Data Transformation with Excel, Python or SQL
Because messy data means messy decisions.

Your analysis is only as good as the data behind it. We clean, transform, and validate your spreadsheets or databases so they're accurate, consistent, and ready for use. From removing duplicates and fixing formatting errors to consolidating years of records across multiple sources, data cleanup ensures your reporting and analytics are built on solid ground.
Examples
- Clean 5 years of accounting spreadsheets for a mid-size business, fixing duplicates, correcting formulas, and standardizing formats.
- Normalize customer names and addresses across multiple spreadsheets so a retailer could get a single view of their clients.

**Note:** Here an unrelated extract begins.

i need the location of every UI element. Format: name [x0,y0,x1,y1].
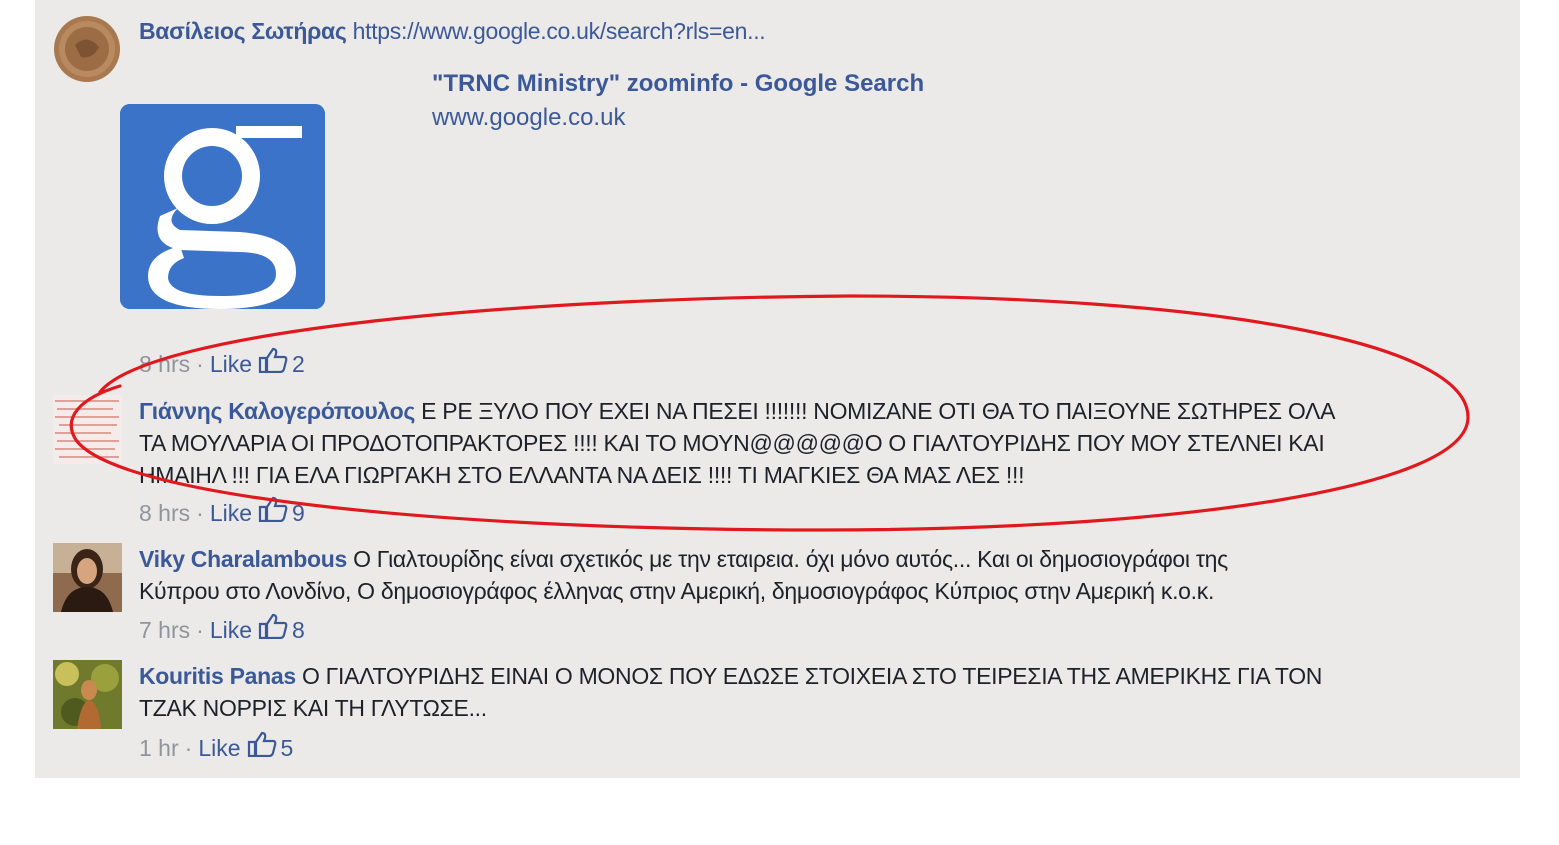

- Migrate data from legacy systems into a modern SQL database, applying validation checks and fixing inconsistencies.
- Automate daily transformation of incoming sales data files to ensure reports always start from clean, consistent data.
- Geocode customer addresses to add latitude and longitude for mapping and spatial analysis.
FAQs
- Q: What does data transformation involve?
- A: It can include removing duplicates, fixing formatting errors, correcting inconsistent values, restructuring data tables, and validating entries against known standards.
- Q: Can you handle very large datasets?
- A: Yes. We use Python and SQL for handling large or complex datasets that Excel alone can't manage efficiently.
- Q: Do I need to know what's wrong with my data?
- A: Not necessarily. We can audit your data, identify issues, and recommend the right cleanup approach.
- Q: Can you automate the cleanup process?
- A: Yes. For recurring tasks like daily imports or monthly reconciliations, we can create automated scripts or workflows so your data is always ready to use.
- Q: What kind of businesses benefit from data cleanup?
- A: Any business that relies on reports, dashboards, or customer records. Clean data saves time, reduces mistakes, and improves decision-making.